L'un de ces héros, c'est Mohammed Abad, un Écossais de 44 ans qui a connu l'horreur : perdre son pénis et son testicule gauche dans un accident de voiture à l'âge de 6 ans. Après des années à composer avec la mélancolie du membre fantôme et un urètre exposé à tous les vents, Mohammed a décidé d'adopter une prothèse pénienne afin d'explorer les aspects les plus dynamiques de sa sexualité. En 2015, des chirurgiens de l'Université College London l'ont doté d'une prothèse gonflable à compartiments, qu'ils ont recouverte de peau en prélevant un greffon sur son bras.
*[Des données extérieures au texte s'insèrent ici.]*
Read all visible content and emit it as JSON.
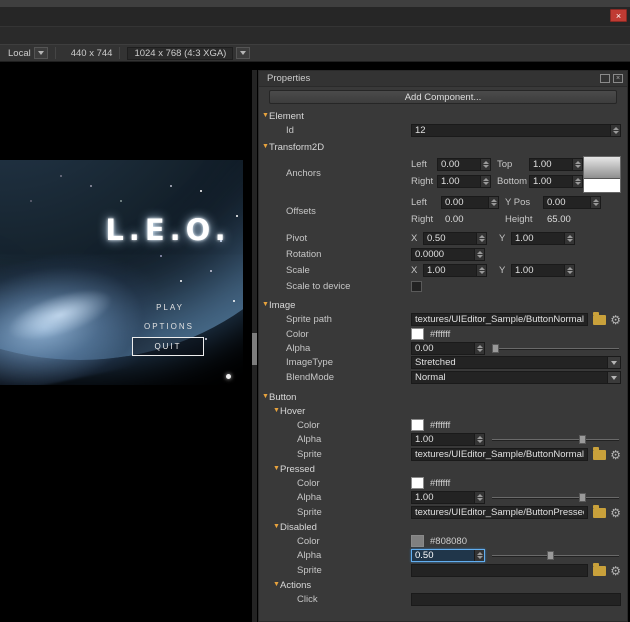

L'opération s'est étalée sur 3 ans et 119 interventions, dont une intervention finale de 11 heures pour un coût total de 70 000 £.

La patience d'Abad a pourtant été récompensée, car on ne s'est pas moqué de lui : le dispositif, baptisé du doux nom de Titan®Touch, mesure 20 centimètres, comprend deux tubes destinés à se remplir d'une solution saline en provenance d'un réservoir, une pompe, et un bouton permettant de déclencher une érection au moment opportun. « L'érection peut durer des jours, » précisait alors Mohammed, qui ne mesurera que plus tard les conséquences de ses paroles.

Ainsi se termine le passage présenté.